At least one analyst is looking for the positives, and the fact that some tech stocks are cheap right now.

“While the chip sector and supply-chain malaise in China (zero-COVUD policy) remains the elephant in the room, the Street right now is laser-focused on the demand picture for consumer and enterprises, with any hint of weakness (SNAP, retailers) taking stocks down a leg lower,” said Dan Ives, a Wedbush Securities analyst, in a note late Wednesday. “Our view in a nutshell is that tech stocks have overcorrected and especially cloud/cyber names are way oversold at current levels given our recent field checks.”

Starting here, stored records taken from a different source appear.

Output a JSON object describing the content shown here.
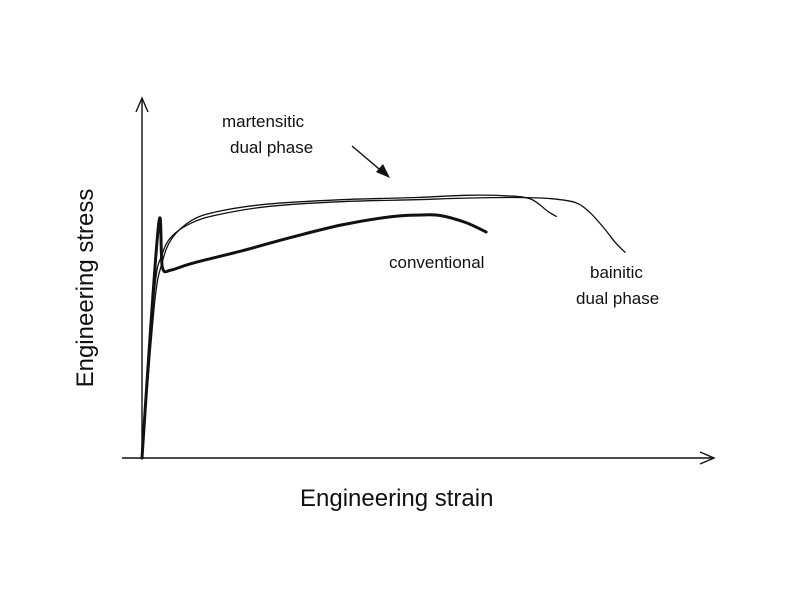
{
  "chart_data": {
    "type": "line",
    "title": "",
    "xlabel": "Engineering strain",
    "ylabel": "Engineering stress",
    "xlim": [
      0,
      100
    ],
    "ylim": [
      0,
      100
    ],
    "grid": false,
    "legend": "none",
    "series": [
      {
        "name": "conventional",
        "label_lines": [
          "conventional"
        ],
        "points": [
          [
            0,
            0
          ],
          [
            3.3,
            83.3
          ],
          [
            4.1,
            68.5
          ],
          [
            5.8,
            67.6
          ],
          [
            10,
            70
          ],
          [
            20,
            74.5
          ],
          [
            30,
            79.4
          ],
          [
            40,
            83.8
          ],
          [
            50,
            86.8
          ],
          [
            56,
            87.4
          ],
          [
            60,
            87.2
          ],
          [
            65,
            84.7
          ],
          [
            69.1,
            81.3
          ]
        ]
      },
      {
        "name": "martensitic dual phase",
        "label_lines": [
          "martensitic",
          "dual phase"
        ],
        "points": [
          [
            0,
            0
          ],
          [
            2.5,
            55
          ],
          [
            4,
            70
          ],
          [
            6,
            79
          ],
          [
            10,
            85.5
          ],
          [
            15,
            88.6
          ],
          [
            25,
            91.3
          ],
          [
            40,
            92.9
          ],
          [
            55,
            93.7
          ],
          [
            65,
            94.5
          ],
          [
            73,
            94.3
          ],
          [
            78,
            93.2
          ],
          [
            81.5,
            88.7
          ],
          [
            83.2,
            86.9
          ]
        ]
      },
      {
        "name": "bainitic dual phase",
        "label_lines": [
          "bainitic",
          "dual phase"
        ],
        "points": [
          [
            0,
            0
          ],
          [
            2.5,
            60
          ],
          [
            4,
            73
          ],
          [
            6,
            79.8
          ],
          [
            10,
            84.6
          ],
          [
            15,
            87.4
          ],
          [
            25,
            90.4
          ],
          [
            40,
            92.2
          ],
          [
            55,
            92.9
          ],
          [
            65,
            93.5
          ],
          [
            75,
            93.7
          ],
          [
            82,
            93.3
          ],
          [
            87,
            91.9
          ],
          [
            90,
            88.2
          ],
          [
            93,
            82.2
          ],
          [
            95,
            77.6
          ],
          [
            97,
            74.0
          ]
        ]
      }
    ]
  },
  "colors": {
    "ink": "#111111",
    "background": "#ffffff"
  }
}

Amid the battered overall market, shares of most of these companies fell in after-hours trading Wednesday, with Nutanix diving over 30%, Nvidia falling nearly 7% and Snowflake tumbling almost 14%. Tech investors are getting warnings signs that the calendar second quarter is probably not going to be as good as previously expected for many companies, across multiple sectors, and they are not waiting around to see which are hit the hardest.